114 Kan. 181 | Kan. | 1923
The opinion of the court was delivered by
The action was one by the Razor Company, which had been a corporation, against Guymon, to recover damages for conversion of corporate property. When the action was commenced, a trustee in bankruptcy for the corporation had been appointed. Besides asking judgment against Guymon, the petition prayed that the trustee be made a party, and be required to set up his interest in the subject of the action. The trustee answered, praying judgment for an allowance out of plaintiff’s judgment sufficient to pay claims against the estate of the bankrupt, and costs. The action was abated because when it was commenced the corporation had no legal existence. On appeal, the judgment of the district court abating the action was affirmed. (Razor Co. v. Guymon, 110 Kan. 745, 205 Pac. 635.) The trustee then asked for a trial on his pleading. This was denied, and he appeals.
Guymon’s objections to permitting the trustee to litigate with him raised some interesting questions of bankruptcy law. It is not necessary to consider them because, as Guymon also claimed, when the action abated for want of a plaintiff, nothing remained to engage the attention of the court.
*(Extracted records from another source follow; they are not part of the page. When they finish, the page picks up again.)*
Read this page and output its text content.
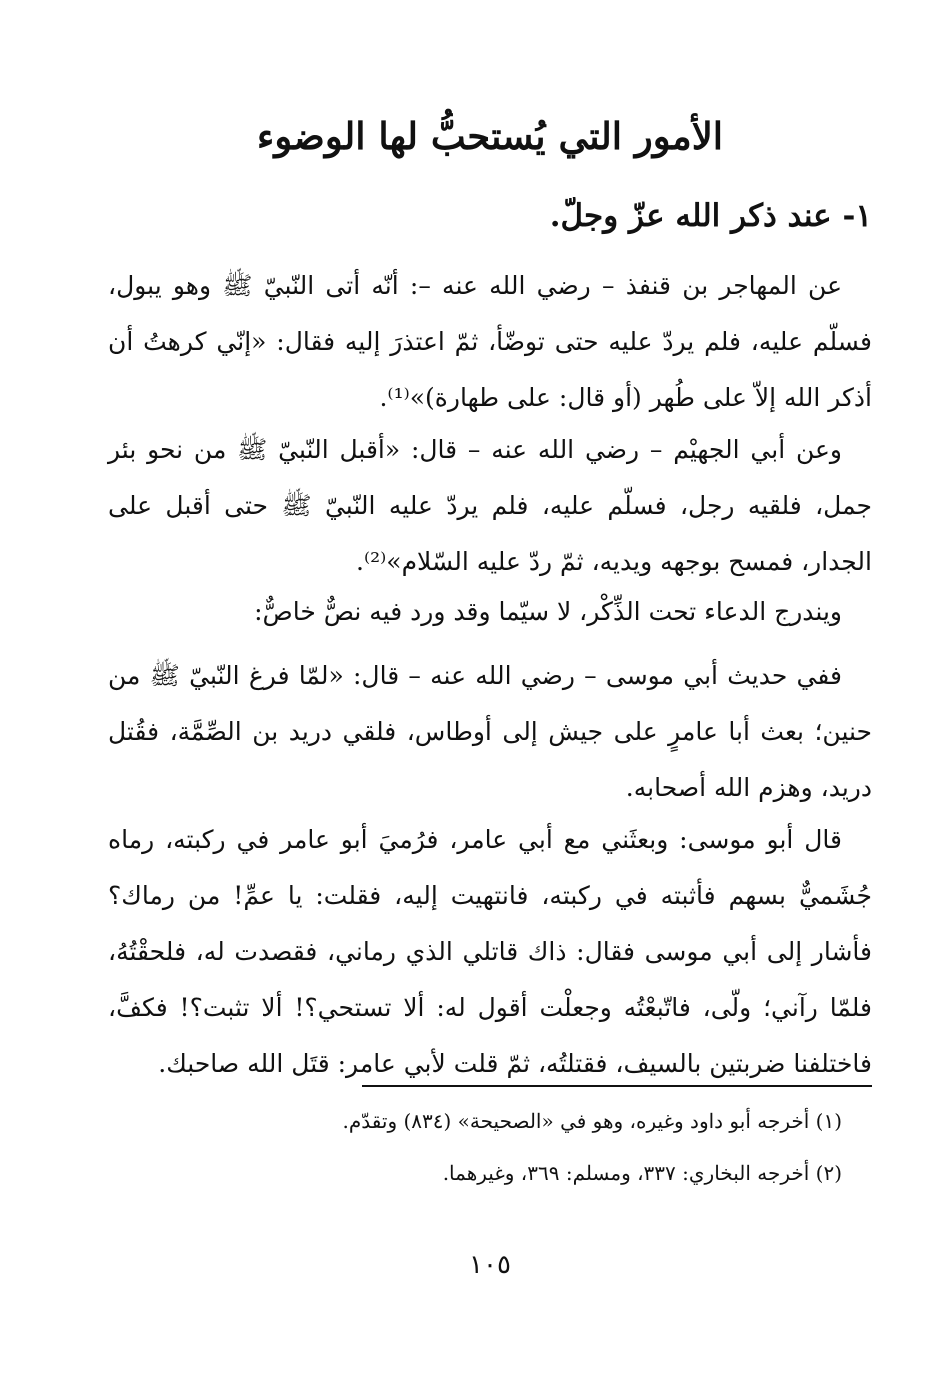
الأمور التي يُستحبُّ لها الوضوء
١- عند ذكر الله عزّ وجلّ.

عن المهاجر بن قنفذ – رضي الله عنه –: أنّه أتى النّبيّ ﷺ وهو يبول، فسلّم عليه، فلم يردّ عليه حتى توضّأ، ثمّ اعتذرَ إليه فقال: «إنّي كرهتُ أن أذكر الله إلاّ على طُهر (أو قال: على طهارة)»⁽¹⁾.

وعن أبي الجهيْم – رضي الله عنه – قال: «أقبل النّبيّ ﷺ من نحو بئر جمل، فلقيه رجل، فسلّم عليه، فلم يردّ عليه النّبيّ ﷺ حتى أقبل على الجدار، فمسح بوجهه ويديه، ثمّ ردّ عليه السّلام»⁽²⁾.

ويندرج الدعاء تحت الذِّكْر، لا سيّما وقد ورد فيه نصٌّ خاصٌّ:

ففي حديث أبي موسى – رضي الله عنه – قال: «لمّا فرغ النّبيّ ﷺ من حنين؛ بعث أبا عامرٍ على جيش إلى أوطاس، فلقي دريد بن الصِّمَّة، فقُتل دريد، وهزم الله أصحابه.

قال أبو موسى: وبعثَني مع أبي عامر، فرُميَ أبو عامر في ركبته، رماه جُشَميٌّ بسهم فأثبته في ركبته، فانتهيت إليه، فقلت: يا عمِّ! من رماك؟ فأشار إلى أبي موسى فقال: ذاك قاتلي الذي رماني، فقصدت له، فلحقْتُهُ، فلمّا رآني؛ ولّى، فاتّبعْتُه وجعلْت أقول له: ألا تستحي؟! ألا تثبت؟! فكفَّ، فاختلفنا ضربتين بالسيف، فقتلتُه، ثمّ قلت لأبي عامر: قتَل الله صاحبك.

(١) أخرجه أبو داود وغيره، وهو في «الصحيحة» (٨٣٤) وتقدّم.

(٢) أخرجه البخاري: ٣٣٧، ومسلم: ٣٦٩، وغيرهما.

١٠٥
The trustee’s pleading was entitled “Answer and Cross Petition.”
“This defendant, further answering herein, makes all the allegations of plaintiff’s first, second and third count, as set out in its petition, a part of his answer, and further alleges that, out of whatever amount recovered against this defendant, E. T. Guymon, there should be ordered paid to this trustee in bankruptcy a sum sufficient to pay all the claims in bankruptcy, and said expenses, not less than the sum of $14,500.
“Wherefore, this defendant' prays -for judgment against said defendant and in favor of the plaintiff, as prayed in said petition, and a further judgment decreeing this defendant to be entitled to such an amount of said judgment as will pay all said claims, interest, and costs, and for such other relief as is just and equitable.”
The first, second and third counts of the petition contained statements of the corporation’s various causes of action against Guymon. Evidently the trustee referred to them as the foundation for his claim to a portion of whatever judgment the corporation might recover. They disclosed that the estate which came into the trustee’s hands for the benefit of creditors had been depleted. No purpose whatever is manifested to proceed independently in the corporation’s action, to obtain, (on the same state of facts, another and separate judgment against Guymon for a portion of the damages. The substantive part of the pleading was that, out of whatever damages the corporation recovered .from Guymon, the trustee should have not less than $14,500. The prayer was, not that the trustee have judgment against G,uymon, but that the corporation have judgment against Guymon, and then that the trustee have judgment against the corporation for such portion of the corporation’s judgment as might be necessary to close up the bankruptcy proceeding. The cross petition was directed against the corporation. No issue was raised between the trustee and Guymon, and when the corporation’s action abated, the trustee’s intervention came to an end.
No appeal was made to the court’s discretion for permission to substitute the trustee for the corporation, as plaintiff, or to recast the pleading in such way as to convert the action into one by the trustee against Guymon, and the litigation is necessarily at an end.
The judgment of the district court is affirmed.